Let $R$ be a ring, a $R$-module is called simple if it has no proper, nontrivial submodules. Let $G$ be a finite group, and denote by $\mathbb C[G]$ the free vector space over $G$, with the product given by multiplying the basis vectors according to the multiplication in $G$ and extending lineary. Alternatively this set could be thought of as the set of functions $G \to \mathbb C$ with the convolution product $$ (f \ast h)(x) = \sum_{y,z \in G, yz = x} f(y)h(z) = \sum_{y\in G} f(y)h(y^{-1}x). $$ Then $\mathbb C[G]$ is a ring. If $M$ is a module over $\mathbb C[G]$ which is simple, then $M$ is also a vector space over $\mathbb C \subseteq \mathbb C[G]$. Does the simplicity of $M$ as a $\mathbb C[G]$-module implies there is just one unique representation $\pi : G \to GL(V)$ (a representation is a homomorphism $G \to GL(V)$)?

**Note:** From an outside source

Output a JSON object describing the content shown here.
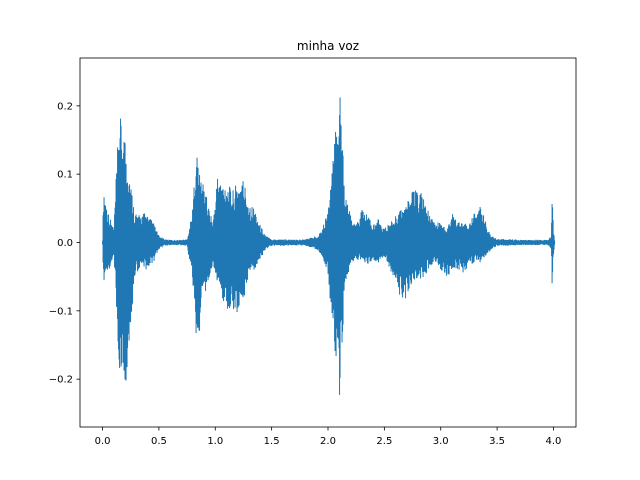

As $\pi(g)v := g\cdot v$ (where as $G \subseteq \mathbb C[G]$ the product $g \cdot v$ is meant to be in the module) is one representation, this would be then the only one.

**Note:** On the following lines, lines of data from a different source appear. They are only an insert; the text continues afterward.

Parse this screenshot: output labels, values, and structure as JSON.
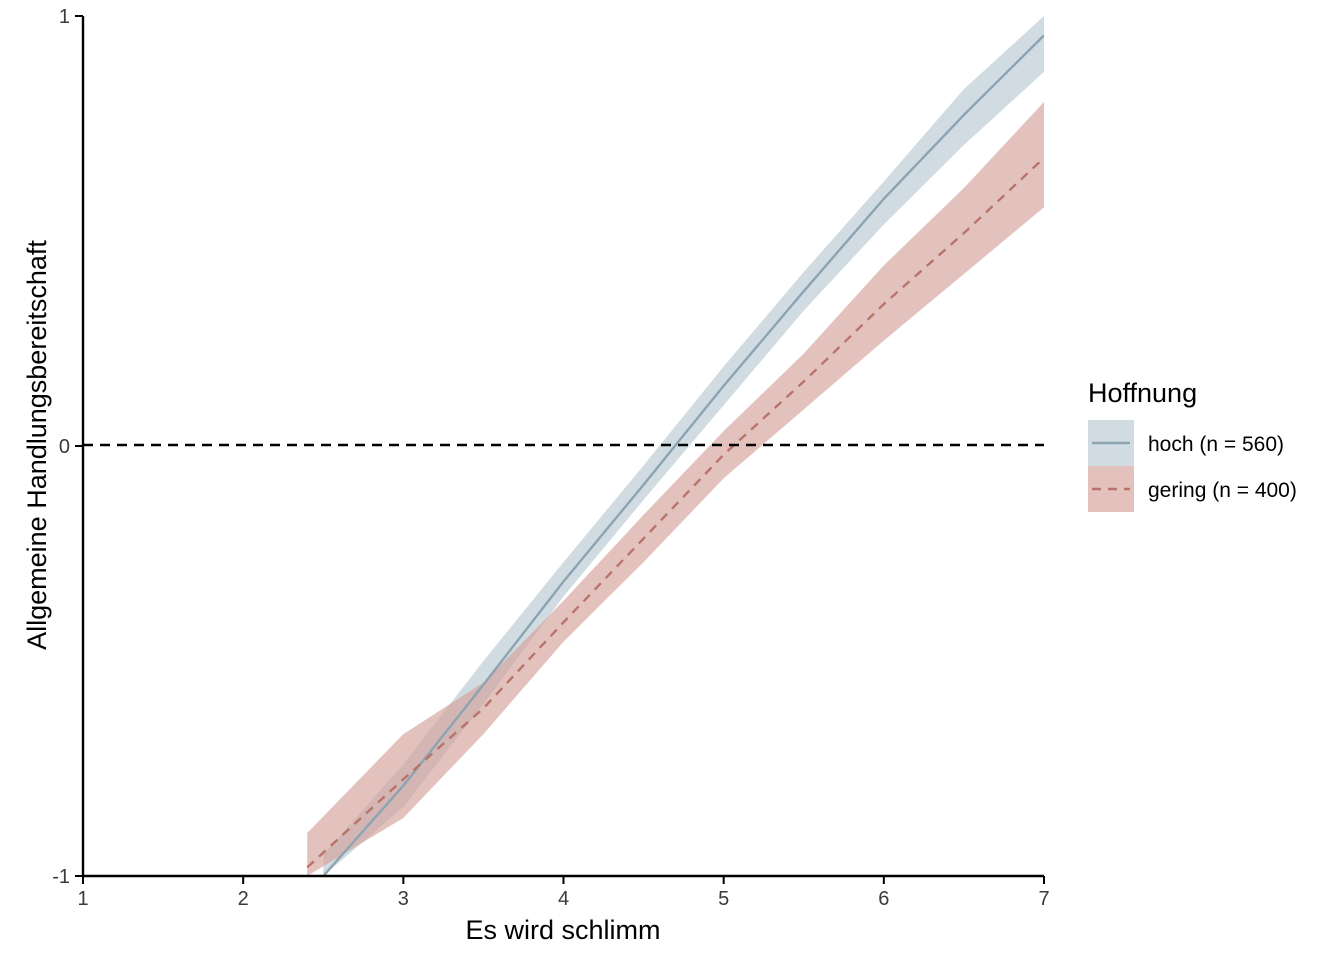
{
  "chart_data": {
    "type": "line",
    "xlabel": "Es wird schlimm",
    "ylabel": "Allgemeine Handlungsbereitschaft",
    "xlim": [
      1,
      7
    ],
    "ylim": [
      -1,
      1
    ],
    "x_ticks": [
      "1",
      "2",
      "3",
      "4",
      "5",
      "6",
      "7"
    ],
    "y_ticks": [
      "-1",
      "0",
      "1"
    ],
    "reference_line": {
      "y": 0,
      "style": "dashed",
      "color": "#000000"
    },
    "grid": false,
    "legend": {
      "title": "Hoffnung",
      "placement": "right"
    },
    "series": [
      {
        "name": "hoch (n = 560)",
        "color": "#8ca4b2",
        "band_color": "#b8c9d3",
        "line_style": "solid",
        "x": [
          2.5,
          3,
          3.5,
          4,
          4.5,
          5,
          5.5,
          6,
          6.5,
          7
        ],
        "y": [
          -1.0,
          -0.79,
          -0.555,
          -0.315,
          -0.09,
          0.14,
          0.36,
          0.575,
          0.77,
          0.955
        ],
        "lower": [
          -1.0,
          -0.84,
          -0.6,
          -0.35,
          -0.125,
          0.095,
          0.315,
          0.515,
          0.7,
          0.87
        ],
        "upper": [
          -0.95,
          -0.74,
          -0.5,
          -0.27,
          -0.045,
          0.185,
          0.405,
          0.615,
          0.83,
          1.0
        ]
      },
      {
        "name": "gering (n = 400)",
        "color": "#b87468",
        "band_color": "#d4a29b",
        "line_style": "dashed",
        "x": [
          2.4,
          3,
          3.5,
          4,
          4.5,
          5,
          5.5,
          6,
          6.5,
          7
        ],
        "y": [
          -0.98,
          -0.775,
          -0.61,
          -0.41,
          -0.215,
          -0.02,
          0.15,
          0.33,
          0.495,
          0.67
        ],
        "lower": [
          -1.0,
          -0.865,
          -0.67,
          -0.455,
          -0.27,
          -0.075,
          0.085,
          0.245,
          0.4,
          0.555
        ],
        "upper": [
          -0.9,
          -0.67,
          -0.55,
          -0.36,
          -0.16,
          0.035,
          0.215,
          0.42,
          0.6,
          0.8
        ]
      }
    ]
  }
}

Suppose that $V$ is any finite dimensional $\mathbb{C}G$ module (I don't need to assume irreducible). Given any basis $\{v_1,\ldots,v_n\}$ I can write $$g.v_j=\sum_{i=1}^na_{ij}(g)v_i \;\;\;(j=1,\ldots,n)$$ for some scalars $a_{ij}(g)$. The assignment $\pi:G\to\mathrm{GL}(V)$, $g\mapsto (a_{ij}(g))_{i,j=1}^n$, defines a representation of $G$ and every representation can be obtained in this way.
The degree of freedom one has to define such a representation is a choice of basis. In particular, if $\pi,\pi':G\to\mathrm{GL}(V)$ are representations of the same $G$-module $V$, then there exists an invertible linear transformation $\phi:V\to V$ such that $$\phi\pi(g)=\pi'(g)\phi\;\;\;\mbox{for all }g\in G.$$ In other words, $\pi'(g)=\phi\pi(g)\phi^{-1}$ are conjugate matrices for every $g\in G$.
Added: Based on you're comment, there seems to be a need for a review of some linear algebra. Let's say $\{w_1,\ldots,w_n\}$ is another basis and $$g.w_j=\sum_ib_{ij}(g)w_i$$ so that $\pi'(g)=(b_{ij}(g))_{ij}$ is the corresponding representation. Since $\{v_i\}$ and $\{w_i\}$ are two bases, we can write $$v_j=\sum_{k}c_{kj}w_k$$ for some invertible matrix $(c_{ij})_{i,j}$. Then, at the level of $\mathbb{C}G$-modules, we have \begin{align*} g.v_j&=g.\left(\sum_k c_{kj}w_k\right)\\ &=\sum_{i,k}b_{ik}(g)c_{kj}w_i \end{align*} and \begin{align*} g.v_j&=\sum_ka_{kj}(g)v_k\\ &=\sum_ka_{kj}(g)v_k=\sum_{i,k}c_{ik}a_{kj}(g)w_i \end{align*} Therefore, taking the difference, $$0=\sum_i\left(\sum_k(b_{ik}(g)c_{kj}-c_{ik}a_{kj}(g))\right)w_i$$ Now, using the fact that $\{w_i\}$ is a basis, we have $$\sum_{k}c_{ik}a_{kj}(g)=\sum_{k}b_{ik}(g)c_{kj}$$ for all $i,j$.
Let $\phi:V\to V$ be the invertible linear transformation $\phi(v_i)=\sum_kc_{ki}w_k$. Then, the computation above shows that on the level of representations $\phi\pi(g)=\pi'(g)\phi$ as stated above.